# Help....



## h20dies (May 15, 2012)

I got a 330 bombardier. Lately it has not been starting and i have to keep charging it to start. After I charge it works fine. Today it would not start so I charged it and backed it up and now it will not move in gear at but only idle and sounds like the limpmode on my brute without the backfiring how to fix? It also has a digital reading FAIL in the digital section under speedometer when I push the throttle.


----------



## browland (Apr 4, 2009)

h20dies said:


> I got a 330 bombardier. Lately it has not been starting and i have to keep charging it to start. After I charge it works fine. Today it would not start so I charged it and backed it up and now it will not move in gear at but only idle and sounds like the limpmode on my brute without the backfiring how to fix? It also has a digital reading FAIL in the digital section under speedometer when I push the throttle.

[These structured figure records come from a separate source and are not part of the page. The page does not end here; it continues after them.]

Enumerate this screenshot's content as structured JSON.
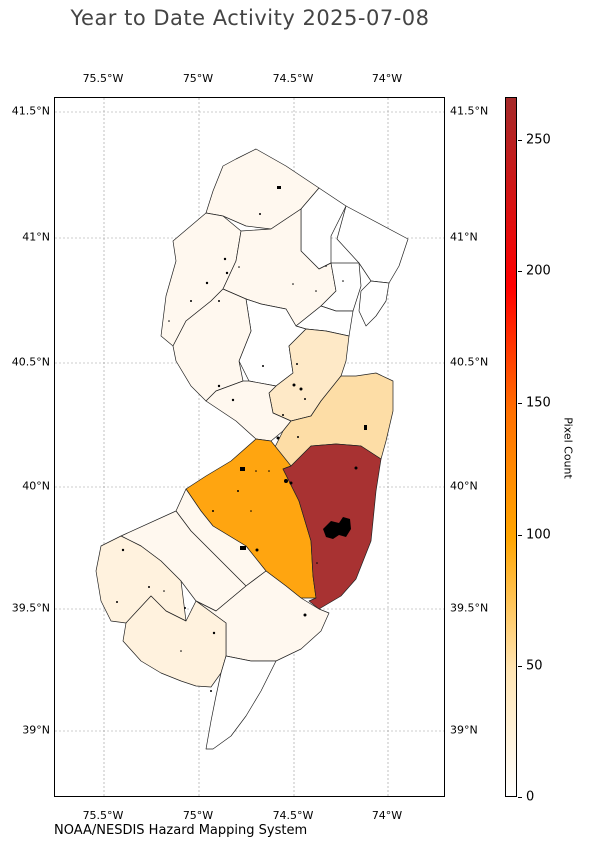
{
  "title": "Year to Date Activity 2025-07-08",
  "credit": "NOAA/NESDIS Hazard Mapping System",
  "longitude_ticks": [
    "75.5°W",
    "75°W",
    "74.5°W",
    "74°W"
  ],
  "latitude_ticks": [
    "41.5°N",
    "41°N",
    "40.5°N",
    "40°N",
    "39.5°N",
    "39°N"
  ],
  "colorbar": {
    "title": "Pixel Count",
    "ticks": [
      "0",
      "50",
      "100",
      "150",
      "200",
      "250"
    ],
    "colors": [
      "#ffffff",
      "#ffe5b4",
      "#ffa500",
      "#ff7000",
      "#ff0000",
      "#a52a2a"
    ]
  },
  "region_colors": {
    "none": "#ffffff",
    "very_low": "#fff8ef",
    "low": "#fff2de",
    "medium_low": "#fee9c7",
    "medium": "#fddda6",
    "high": "#ffa510",
    "very_high": "#a83232"
  }
}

Start checking the starting /charging system connections for corrosion as well as fuses. It's going to run like crap if it has low voltage supply. Sensors won't read correctly, weak spark Ect. More than likely it's just the battery but you may want to go thru the troubleshooting test on the charging system. Take a meter and measure static battery voltage , then read the voltage drop when you try to start it.


----------



## h20dies (May 15, 2012)

When I pushed the starter button it allows it full rev. We did this when he directly hooked up a battery charger to the cables (not the battery) and thats when it let us rev when we let go of the starter back in limp type mode.


----------



## browland (Apr 4, 2009)

h20dies said:


> When I pushed the starter button it allows it full rev. We did this when he directly hooked up a battery charger to the cables (not the battery) and thats when it let us rev when we let go of the starter back in limp type mode.

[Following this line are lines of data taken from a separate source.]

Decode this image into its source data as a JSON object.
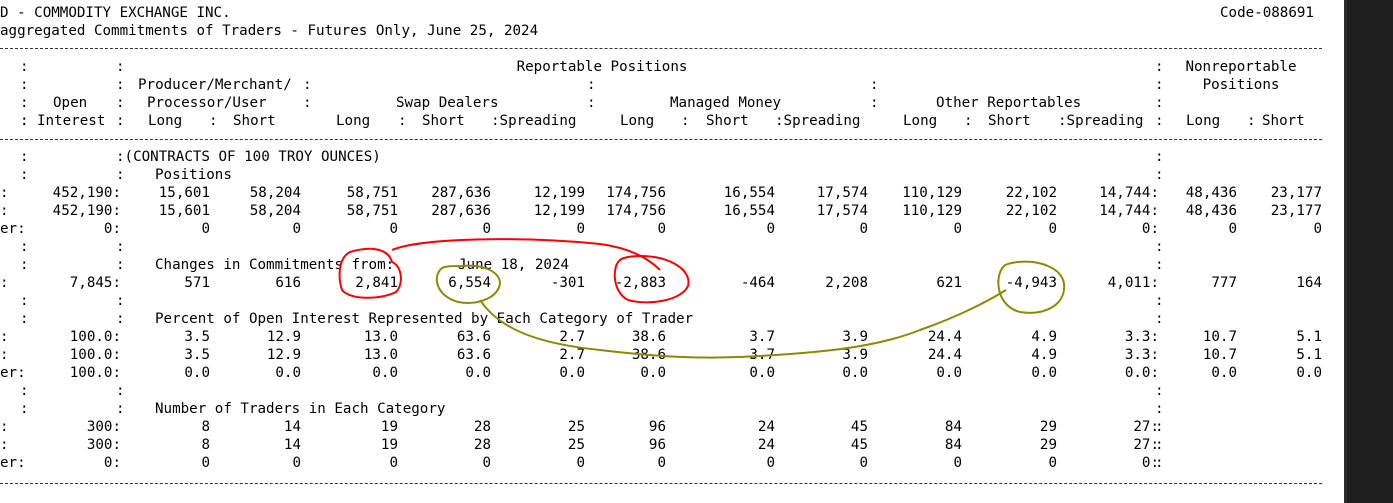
{
  "title_line1": "D - COMMODITY EXCHANGE INC.",
  "code": "Code-088691",
  "title_line2": "aggregated Commitments of Traders - Futures Only, June 25, 2024",
  "headers": {
    "reportable_positions": "Reportable Positions",
    "nonreportable": "Nonreportable",
    "positions": "Positions",
    "open": "Open",
    "interest": "Interest",
    "producer1": "Producer/Merchant/",
    "producer2": "Processor/User",
    "swap": "Swap Dealers",
    "managed": "Managed Money",
    "other": "Other Reportables",
    "long": "Long",
    "short": "Short",
    "spreading": "Spreading"
  },
  "sections": {
    "contracts": "(CONTRACTS OF 100 TROY OUNCES)",
    "positions": "Positions",
    "changes": "Changes in Commitments from:",
    "changes_date": "June 18, 2024",
    "percent": "Percent of Open Interest Represented by Each Category of Trader",
    "traders": "Number of Traders in Each Category"
  },
  "row_labels": {
    "all": ":",
    "old": ":",
    "other": "er:"
  },
  "rows": {
    "pos_all": [
      "452,190:",
      "15,601",
      "58,204",
      "58,751",
      "287,636",
      "12,199",
      "174,756",
      "16,554",
      "17,574",
      "110,129",
      "22,102",
      "14,744:",
      "48,436",
      "23,177"
    ],
    "pos_old": [
      "452,190:",
      "15,601",
      "58,204",
      "58,751",
      "287,636",
      "12,199",
      "174,756",
      "16,554",
      "17,574",
      "110,129",
      "22,102",
      "14,744:",
      "48,436",
      "23,177"
    ],
    "pos_other": [
      "0:",
      "0",
      "0",
      "0",
      "0",
      "0",
      "0",
      "0",
      "0",
      "0",
      "0",
      "0:",
      "0",
      "0"
    ],
    "chg": [
      "7,845:",
      "571",
      "616",
      "2,841",
      "6,554",
      "-301",
      "-2,883",
      "-464",
      "2,208",
      "621",
      "-4,943",
      "4,011:",
      "777",
      "164"
    ],
    "pct_all": [
      "100.0:",
      "3.5",
      "12.9",
      "13.0",
      "63.6",
      "2.7",
      "38.6",
      "3.7",
      "3.9",
      "24.4",
      "4.9",
      "3.3:",
      "10.7",
      "5.1"
    ],
    "pct_old": [
      "100.0:",
      "3.5",
      "12.9",
      "13.0",
      "63.6",
      "2.7",
      "38.6",
      "3.7",
      "3.9",
      "24.4",
      "4.9",
      "3.3:",
      "10.7",
      "5.1"
    ],
    "pct_other": [
      "100.0:",
      "0.0",
      "0.0",
      "0.0",
      "0.0",
      "0.0",
      "0.0",
      "0.0",
      "0.0",
      "0.0",
      "0.0",
      "0.0:",
      "0.0",
      "0.0"
    ],
    "trd_all": [
      "300:",
      "8",
      "14",
      "19",
      "28",
      "25",
      "96",
      "24",
      "45",
      "84",
      "29",
      "27:",
      "",
      ""
    ],
    "trd_old": [
      "300:",
      "8",
      "14",
      "19",
      "28",
      "25",
      "96",
      "24",
      "45",
      "84",
      "29",
      "27:",
      "",
      ""
    ],
    "trd_other": [
      "0:",
      "0",
      "0",
      "0",
      "0",
      "0",
      "0",
      "0",
      "0",
      "0",
      "0",
      "0:",
      "",
      ""
    ]
  },
  "colors": {
    "annotation_red": "#ff0000",
    "annotation_olive": "#8b8b00",
    "scrollbar": "#1e1e1e"
  }
}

Trying to run the engine off of a charger isn't going to cut it. Most chargers shut off when overloaded , spend 60 bucks at Walmart and get a cheap one of you must but troubleshooting isn't going to reveal much until you can check the systems under proper volts and amperage. 




Sent from my iPhone using Tapatalk


----------



## h20dies (May 15, 2012)

Think I need a new alternator if it has one.. Or a new battery?


----------



## z24guy (Nov 27, 2010)

When it is running what is the voltage reading at the battery? Less than about 14v and I would say you have a problem. What is the voltage reading at the battery when it is not running after you charge it? Less than about 12.6v and you might have a problem.

Also if you're running it off the charger and you disconnect the charger will it continue to run or will it just die?

The problem with running it on the charger is that the waveform is wrong and can actually cause other issues. Especially if you've taken the battery right out of the equation and hooked it straight to the charger.


----------



## h20dies (May 15, 2012)

Ill check those and get back to you.


----------